The development will leave richer countries with some sobering insights into the effectiveness of their much-heralded debt relief plan.
The head of the International Monetary Fund (IMF), Kristalina Georgieva, has praised it as a significant indication of international cooperation, while Zambia’s president, Hakainde Hichilema, has already called it a historic occasion. However, it will be more of a wearying cheer than a joyous fist shake for many involved in the daily work—and many delays.
“It was painful for Zambia – we fully recognise that,” William Roos, the co-chair of both the ‘Paris Club’ of richer Western creditor nations and of Zambia’s Official Creditor Committee that included Zambia’s biggest lender China, said at a debt conference in Paris on Friday.
“So we have to improve. But we delivered.”
According to estimates, Zambia’s debt will be restructured to save over 900 million dollars and its future payments will be spread out over a considerably longer period. However, its prominence has come from its service as a Common Framework test subject.

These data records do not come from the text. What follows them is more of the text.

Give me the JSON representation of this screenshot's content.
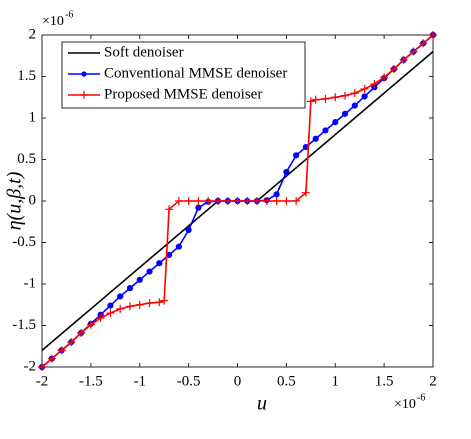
{
  "chart_data": {
    "type": "line",
    "xlabel": "u",
    "ylabel": "η(u,β,t)",
    "x_scale": {
      "base": "×10",
      "exponent": "-6"
    },
    "y_scale": {
      "base": "×10",
      "exponent": "-6"
    },
    "xlim": [
      -2,
      2
    ],
    "ylim": [
      -2,
      2
    ],
    "xticks": [
      -2,
      -1.5,
      -1,
      -0.5,
      0,
      0.5,
      1,
      1.5,
      2
    ],
    "yticks": [
      -2,
      -1.5,
      -1,
      -0.5,
      0,
      0.5,
      1,
      1.5,
      2
    ],
    "grid": false,
    "legend": "upper left",
    "series": [
      {
        "name": "Soft denoiser",
        "color": "#000000",
        "marker": "none",
        "x": [
          -2,
          -0.2,
          0.2,
          2
        ],
        "values": [
          -1.8,
          0,
          0,
          1.8
        ]
      },
      {
        "name": "Conventional MMSE denoiser",
        "color": "#0000ff",
        "marker": "circle",
        "x": [
          -2,
          -1.9,
          -1.8,
          -1.7,
          -1.6,
          -1.5,
          -1.4,
          -1.3,
          -1.2,
          -1.1,
          -1,
          -0.9,
          -0.8,
          -0.7,
          -0.6,
          -0.5,
          -0.4,
          -0.3,
          -0.2,
          -0.1,
          0,
          0.1,
          0.2,
          0.3,
          0.4,
          0.5,
          0.6,
          0.7,
          0.8,
          0.9,
          1,
          1.1,
          1.2,
          1.3,
          1.4,
          1.5,
          1.6,
          1.7,
          1.8,
          1.9,
          2
        ],
        "values": [
          -2,
          -1.9,
          -1.8,
          -1.7,
          -1.59,
          -1.48,
          -1.37,
          -1.26,
          -1.15,
          -1.05,
          -0.95,
          -0.85,
          -0.75,
          -0.65,
          -0.55,
          -0.35,
          -0.08,
          -0.01,
          0,
          0,
          0,
          0,
          0,
          0.01,
          0.08,
          0.35,
          0.55,
          0.65,
          0.75,
          0.85,
          0.95,
          1.05,
          1.15,
          1.26,
          1.37,
          1.48,
          1.59,
          1.7,
          1.8,
          1.9,
          2
        ]
      },
      {
        "name": "Proposed MMSE denoiser",
        "color": "#ff0000",
        "marker": "plus",
        "x": [
          -2,
          -1.9,
          -1.8,
          -1.7,
          -1.6,
          -1.5,
          -1.4,
          -1.3,
          -1.2,
          -1.1,
          -1,
          -0.9,
          -0.8,
          -0.75,
          -0.7,
          -0.6,
          -0.5,
          -0.4,
          -0.3,
          -0.2,
          -0.1,
          0,
          0.1,
          0.2,
          0.3,
          0.4,
          0.5,
          0.6,
          0.7,
          0.75,
          0.8,
          0.9,
          1,
          1.1,
          1.2,
          1.3,
          1.4,
          1.5,
          1.6,
          1.7,
          1.8,
          1.9,
          2
        ],
        "values": [
          -2,
          -1.9,
          -1.8,
          -1.7,
          -1.59,
          -1.49,
          -1.41,
          -1.35,
          -1.3,
          -1.27,
          -1.25,
          -1.23,
          -1.22,
          -1.2,
          -0.1,
          0,
          0,
          0,
          0,
          0,
          0,
          0,
          0,
          0,
          0,
          0,
          0,
          0,
          0.1,
          1.2,
          1.22,
          1.23,
          1.25,
          1.27,
          1.3,
          1.35,
          1.41,
          1.49,
          1.59,
          1.7,
          1.8,
          1.9,
          2
        ]
      }
    ]
  }
}
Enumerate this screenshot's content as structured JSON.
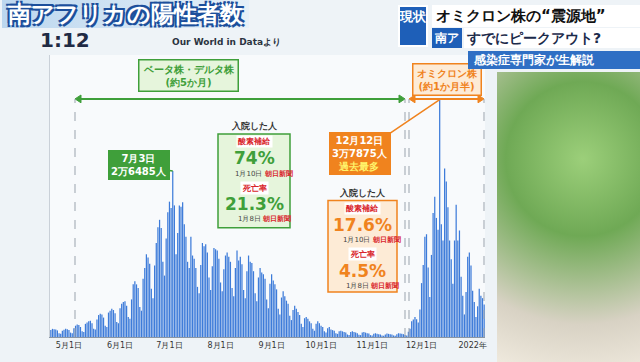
{
  "screen": {
    "time": "1:12",
    "badge": "現状",
    "headline": "オミクロン株の“震源地”",
    "badge2": "南ア",
    "subheadline": "すでにピークアウト?",
    "banner": "感染症専門家が生解説"
  },
  "chart_data": {
    "type": "bar",
    "title": "南アフリカの陽性者数",
    "source": "Our World in Dataより",
    "categories": [
      null,
      null,
      null,
      null,
      null,
      null,
      null,
      null,
      null,
      null,
      null,
      "5月1日",
      null,
      null,
      null,
      null,
      null,
      null,
      null,
      null,
      null,
      null,
      null,
      null,
      null,
      null,
      null,
      null,
      null,
      null,
      null,
      null,
      null,
      null,
      null,
      null,
      null,
      null,
      null,
      null,
      null,
      null,
      "6月1日",
      null,
      null,
      null,
      null,
      null,
      null,
      null,
      null,
      null,
      null,
      null,
      null,
      null,
      null,
      null,
      null,
      null,
      null,
      null,
      null,
      null,
      null,
      null,
      null,
      null,
      null,
      null,
      null,
      null,
      "7月1日",
      null,
      null,
      null,
      null,
      null,
      null,
      null,
      null,
      null,
      null,
      null,
      null,
      null,
      null,
      null,
      null,
      null,
      null,
      null,
      null,
      null,
      null,
      null,
      null,
      null,
      null,
      null,
      null,
      null,
      null,
      "8月1日",
      null,
      null,
      null,
      null,
      null,
      null,
      null,
      null,
      null,
      null,
      null,
      null,
      null,
      null,
      null,
      null,
      null,
      null,
      null,
      null,
      null,
      null,
      null,
      null,
      null,
      null,
      null,
      null,
      null,
      null,
      "9月1日",
      null,
      null,
      null,
      null,
      null,
      null,
      null,
      null,
      null,
      null,
      null,
      null,
      null,
      null,
      null,
      null,
      null,
      null,
      null,
      null,
      null,
      null,
      null,
      null,
      null,
      null,
      null,
      null,
      null,
      "10月1日",
      null,
      null,
      null,
      null,
      null,
      null,
      null,
      null,
      null,
      null,
      null,
      null,
      null,
      null,
      null,
      null,
      null,
      null,
      null,
      null,
      null,
      null,
      null,
      null,
      null,
      null,
      null,
      null,
      null,
      null,
      "11月1日",
      null,
      null,
      null,
      null,
      null,
      null,
      null,
      null,
      null,
      null,
      null,
      null,
      null,
      null,
      null,
      null,
      null,
      null,
      null,
      null,
      null,
      null,
      null,
      null,
      null,
      null,
      null,
      null,
      null,
      "12月1日",
      null,
      null,
      null,
      null,
      null,
      null,
      null,
      null,
      null,
      null,
      null,
      null,
      null,
      null,
      null,
      null,
      null,
      null,
      null,
      null,
      null,
      null,
      null,
      null,
      null,
      null,
      null,
      null,
      null,
      null,
      "2022年",
      null,
      null,
      null,
      null,
      null,
      null,
      null
    ],
    "values": [
      1100,
      1300,
      1250,
      1200,
      1050,
      600,
      500,
      1000,
      1150,
      1300,
      1250,
      1100,
      700,
      600,
      1400,
      1800,
      2000,
      1900,
      1600,
      900,
      800,
      2100,
      2300,
      2500,
      2600,
      2200,
      1300,
      1200,
      2800,
      3500,
      3700,
      3600,
      3100,
      1800,
      1600,
      3900,
      4200,
      4500,
      4300,
      3800,
      2400,
      2200,
      4600,
      5300,
      5600,
      5700,
      5000,
      3200,
      2900,
      6000,
      8400,
      8900,
      8400,
      7800,
      4800,
      4200,
      9300,
      11000,
      13200,
      12700,
      11700,
      7700,
      6200,
      11400,
      15000,
      17500,
      18700,
      17400,
      12000,
      9800,
      15700,
      19900,
      21600,
      20600,
      26485,
      21000,
      13200,
      16600,
      21000,
      20800,
      21500,
      18000,
      16000,
      12000,
      11000,
      16000,
      13000,
      12500,
      11000,
      8000,
      7000,
      11500,
      15000,
      14500,
      14800,
      13500,
      9500,
      7500,
      11300,
      14200,
      14000,
      13800,
      12500,
      8700,
      7300,
      10800,
      13000,
      13500,
      12800,
      12000,
      7800,
      6500,
      11000,
      13800,
      12200,
      12800,
      11600,
      7500,
      6200,
      10500,
      13000,
      12000,
      11800,
      10500,
      7000,
      5700,
      9500,
      11000,
      10300,
      10000,
      9300,
      6000,
      4600,
      8500,
      10000,
      9000,
      8400,
      7600,
      4500,
      3600,
      6300,
      7300,
      6500,
      5800,
      5300,
      3400,
      2700,
      4300,
      5000,
      4500,
      4000,
      3500,
      2100,
      1600,
      3000,
      3200,
      2900,
      2500,
      2200,
      1300,
      1000,
      2100,
      2500,
      2200,
      1800,
      1600,
      900,
      700,
      1400,
      1600,
      1200,
      1100,
      1000,
      600,
      500,
      900,
      1000,
      900,
      800,
      700,
      400,
      300,
      800,
      900,
      800,
      700,
      600,
      350,
      300,
      700,
      800,
      700,
      600,
      550,
      300,
      250,
      500,
      600,
      500,
      450,
      400,
      250,
      200,
      400,
      550,
      500,
      450,
      400,
      250,
      200,
      450,
      600,
      550,
      500,
      450,
      300,
      250,
      850,
      1300,
      2500,
      2800,
      3200,
      2850,
      2300,
      4400,
      8600,
      11500,
      16000,
      16400,
      11100,
      6400,
      13100,
      19800,
      22400,
      19000,
      17100,
      37875,
      18000,
      15400,
      26900,
      24800,
      20700,
      15400,
      12400,
      8500,
      15400,
      21100,
      15400,
      17000,
      9600,
      6600,
      3600,
      7200,
      12800,
      13500,
      11400,
      7400,
      5600,
      3200,
      4900,
      7700,
      6600,
      6200,
      5200
    ],
    "color": "#3d7bd9",
    "ylim": [
      0,
      45000
    ],
    "tick_labels": "x",
    "grid": false,
    "peaks": [
      {
        "date": "7月3日",
        "label": "2万6485人",
        "value": 26485,
        "color": "#3f9f3a"
      },
      {
        "date": "12月12日",
        "label": "3万7875人",
        "value": 37875,
        "note": "過去最多",
        "color": "#f0831e"
      }
    ],
    "periods": [
      {
        "name": "ベータ株・デルタ株",
        "duration": "(約5か月)",
        "color": "#3f9f3a",
        "hospital": {
          "heading": "入院した人",
          "items": [
            {
              "label": "酸素補給",
              "value": "74%",
              "date": "1月10日",
              "source": "朝日新聞"
            },
            {
              "label": "死亡率",
              "value": "21.3%",
              "date": "1月8日",
              "source": "朝日新聞"
            }
          ]
        }
      },
      {
        "name": "オミクロン株",
        "duration": "(約1か月半)",
        "color": "#f0831e",
        "hospital": {
          "heading": "入院した人",
          "items": [
            {
              "label": "酸素補給",
              "value": "17.6%",
              "date": "1月10日",
              "source": "朝日新聞"
            },
            {
              "label": "死亡率",
              "value": "4.5%",
              "date": "1月8日",
              "source": "朝日新聞"
            }
          ]
        }
      }
    ]
  }
}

The G20 framework provides for the temporary suspension of debt service payments from the poorest countries (73 low- and lower-middle-income countries) by their bilateral official creditors. The Framework was created to unify all the many lenders to developing nations under one roof, especially China, whose lending surged in the ten years before the pandemic. It was introduced during COVID-19 in 2020.

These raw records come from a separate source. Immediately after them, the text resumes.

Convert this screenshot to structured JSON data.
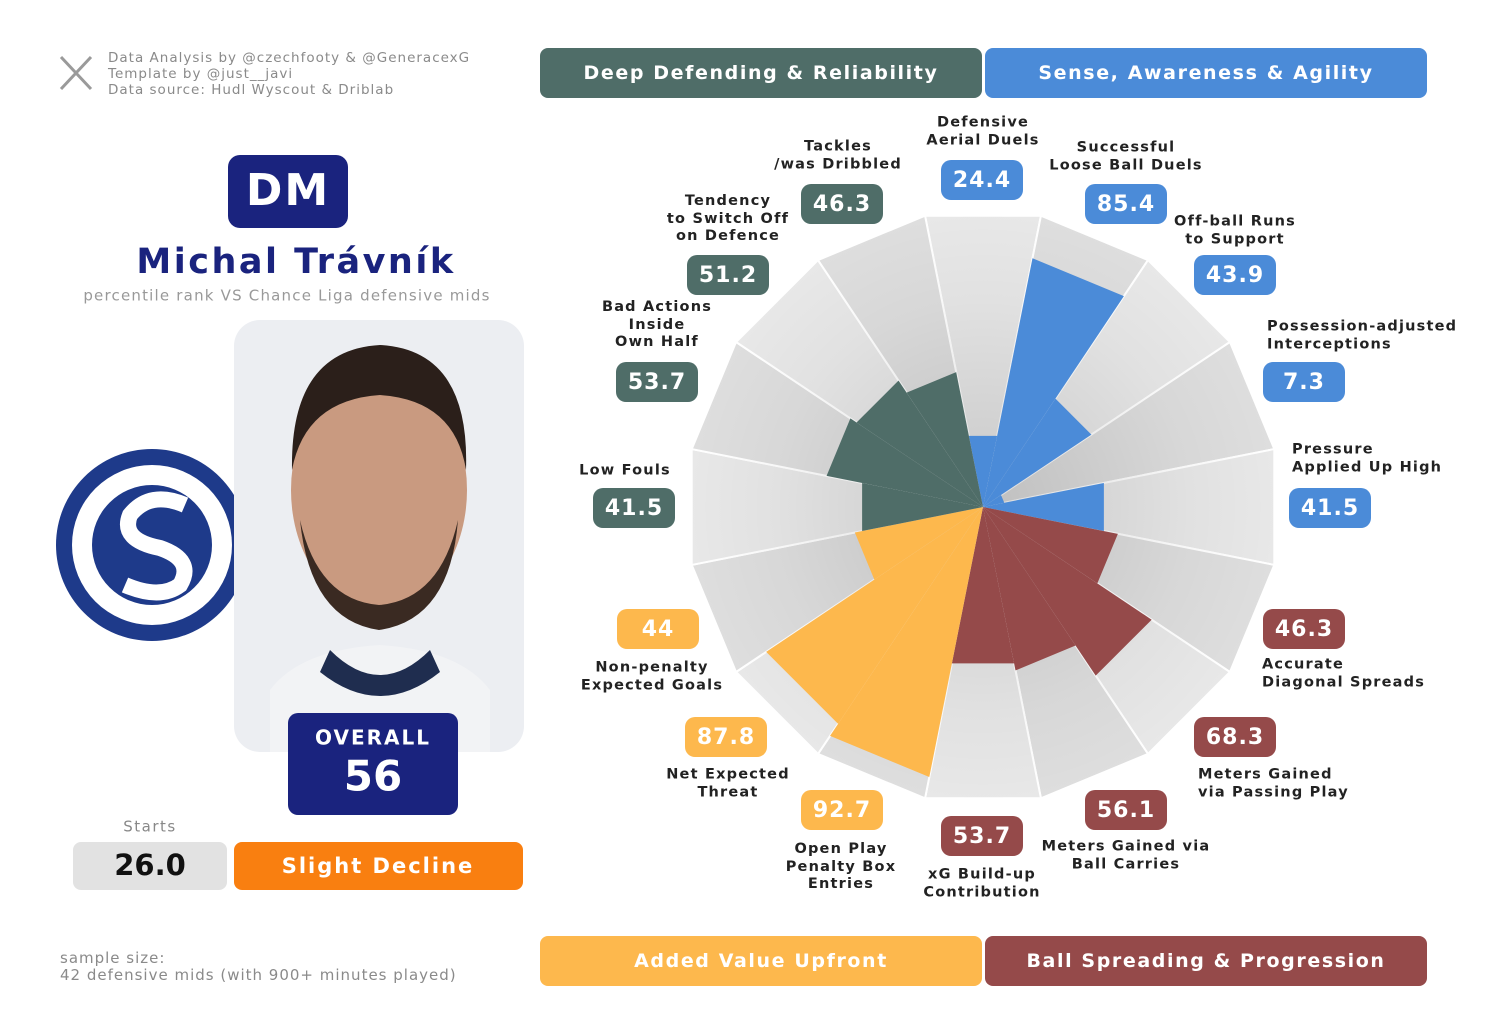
{
  "credits": [
    "Data Analysis by @czechfooty & @GeneracexG",
    "Template by @just__javi",
    "Data source: Hudl Wyscout & Driblab"
  ],
  "player": {
    "position": "DM",
    "name": "Michal Trávník",
    "subtitle": "percentile rank VS Chance Liga defensive mids",
    "overall_label": "OVERALL",
    "overall": 56,
    "starts_label": "Starts",
    "starts": "26.0",
    "trend": "Slight Decline"
  },
  "sample_size": [
    "sample size:",
    "42 defensive mids (with 900+ minutes played)"
  ],
  "chart_data": {
    "type": "pizza",
    "ylim": [
      0,
      100
    ],
    "series": [
      {
        "name": "Sense, Awareness & Agility",
        "color": "#4b8bd8",
        "categories": [
          "Defensive\nAerial Duels",
          "Successful\nLoose Ball Duels",
          "Off-ball Runs\nto Support",
          "Possession-adjusted\nInterceptions",
          "Pressure\nApplied Up High"
        ],
        "values": [
          24.4,
          85.4,
          43.9,
          7.3,
          41.5
        ]
      },
      {
        "name": "Ball Spreading & Progression",
        "color": "#954a4a",
        "categories": [
          "Accurate\nDiagonal Spreads",
          "Meters Gained\nvia Passing Play",
          "Meters Gained via\nBall Carries",
          "xG Build-up\nContribution"
        ],
        "values": [
          46.3,
          68.3,
          56.1,
          53.7
        ]
      },
      {
        "name": "Added Value Upfront",
        "color": "#fdb84d",
        "categories": [
          "Open Play\nPenalty Box\nEntries",
          "Net Expected\nThreat",
          "Non-penalty\nExpected Goals"
        ],
        "values": [
          92.7,
          87.8,
          44
        ]
      },
      {
        "name": "Deep Defending & Reliability",
        "color": "#4f6d68",
        "categories": [
          "Low Fouls",
          "Bad Actions\nInside\nOwn Half",
          "Tendency\nto Switch Off\non Defence",
          "Tackles\n/was Dribbled"
        ],
        "values": [
          41.5,
          53.7,
          51.2,
          46.3
        ]
      }
    ]
  }
}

Although it was hailed as a breakthrough, criticism of the delays and complexity has arisen from the unusually long period Zambia’s reorganization has taken, as well as those still proceeding in Ghana and Ethiopia. All three nations’ officials and creditors have expressed dissatisfaction with the lack of transparency.
A government and IMF-approved agreement with private sector bondholders was temporarily derailed in November by the official creditor group, led by China and France, because it did not offer sufficient debt relief. Tensions had already surfaced when China demanded that the large multilateral development banks led by the West also absorb losses.
“The G20 framework… I do not think I want to recommend that to any country,” Ghana’s central bank governor, Ernest Addison, said at the same event Paris Club co-chair Roos was speaking at when asked about his country’s experiences.’
As part of the agreement, creditors in the official sector in Zambia would renegotiate loans totalling $6.3 billion, and three of the nation’s major bonds, valued at a combined $3 billion, will be consolidated into two with modified terms and payment schedules. There are still some small banks and other loans that need to be adjusted.
Zambia, Africa’s second-largest copper producer, may have to make additional payments if it recovers quickly, according to stipulations included in the new agreements, as noted by former IMF General Counsel Sean Hagan and expert in sovereign debt Brad Setser. But those extra payments might raise its debt to the point where the IMF declares it highly vulnerable to debt trouble once more.